An ordinary index stores column values as they are. If queries filter by the result of a function — for example, lower(email) for case-insensitive search — you need a functional index.

CREATE INDEX ix_account_email_lower ON account (lower(email));

-- the query must match the expression in the index exactly
SELECT * FROM account WHERE lower(email) = lower('IVAN@EXAMPLE.COM');

The same works with COALESCE, EXTRACT, and computed expressions. The key condition: the query must use the same expression as in the index definition.

In short

A composite index (a, b, c) is a phone book by a → b → c. A search without a = flipping through everything.
It works only on the leftmost prefix: WHERE a works, WHERE b does not.
The order of conditions in WHERE does not matter — the optimizer will rearrange them.
Equality columns first, then range (>, <, BETWEEN).
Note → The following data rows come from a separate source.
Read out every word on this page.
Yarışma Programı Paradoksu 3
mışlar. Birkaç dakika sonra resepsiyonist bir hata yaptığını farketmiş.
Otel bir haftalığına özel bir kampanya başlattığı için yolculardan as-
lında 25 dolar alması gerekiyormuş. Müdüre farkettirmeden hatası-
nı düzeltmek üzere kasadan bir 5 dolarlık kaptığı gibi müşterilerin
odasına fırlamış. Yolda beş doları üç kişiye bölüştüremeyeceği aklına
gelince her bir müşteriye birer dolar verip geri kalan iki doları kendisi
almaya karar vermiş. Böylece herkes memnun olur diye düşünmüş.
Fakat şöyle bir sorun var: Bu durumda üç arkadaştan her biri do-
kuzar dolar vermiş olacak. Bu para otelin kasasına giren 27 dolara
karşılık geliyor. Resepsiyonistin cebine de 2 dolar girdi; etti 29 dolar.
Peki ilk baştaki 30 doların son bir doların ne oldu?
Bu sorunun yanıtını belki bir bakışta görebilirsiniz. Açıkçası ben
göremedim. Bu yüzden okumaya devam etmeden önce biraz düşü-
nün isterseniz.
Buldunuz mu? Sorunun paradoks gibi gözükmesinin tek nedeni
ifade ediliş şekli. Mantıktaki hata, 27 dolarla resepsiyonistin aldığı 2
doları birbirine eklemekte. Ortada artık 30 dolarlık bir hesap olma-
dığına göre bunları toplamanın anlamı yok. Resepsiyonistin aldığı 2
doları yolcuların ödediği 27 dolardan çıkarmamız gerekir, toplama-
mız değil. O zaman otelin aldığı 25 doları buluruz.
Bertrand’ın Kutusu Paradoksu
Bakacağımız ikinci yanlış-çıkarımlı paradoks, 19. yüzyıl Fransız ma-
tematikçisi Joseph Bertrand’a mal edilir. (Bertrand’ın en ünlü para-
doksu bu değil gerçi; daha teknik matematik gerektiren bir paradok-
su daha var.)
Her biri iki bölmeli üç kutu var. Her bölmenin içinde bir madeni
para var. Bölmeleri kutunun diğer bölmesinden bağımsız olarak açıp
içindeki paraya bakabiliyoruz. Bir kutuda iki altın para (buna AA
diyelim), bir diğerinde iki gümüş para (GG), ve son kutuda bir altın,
Range first — the remaining columns fall into Filter.
If a query sorts often — align ORDER BY with the order and direction in the index.
(a) when (a, b, c) exists is redundant: it takes up space and slows down writes.
An Index Only Scan with a large Rows Removed by Filter is a full scan of the index, not a precise lookup.
INCLUDE — a covering index: extra columns without bloating the key.
FK without an index → a full scan of the child table when the parent is deleted.
A functional index is needed if you filter by lower(), COALESCE(), etc. — the query must use the same expression.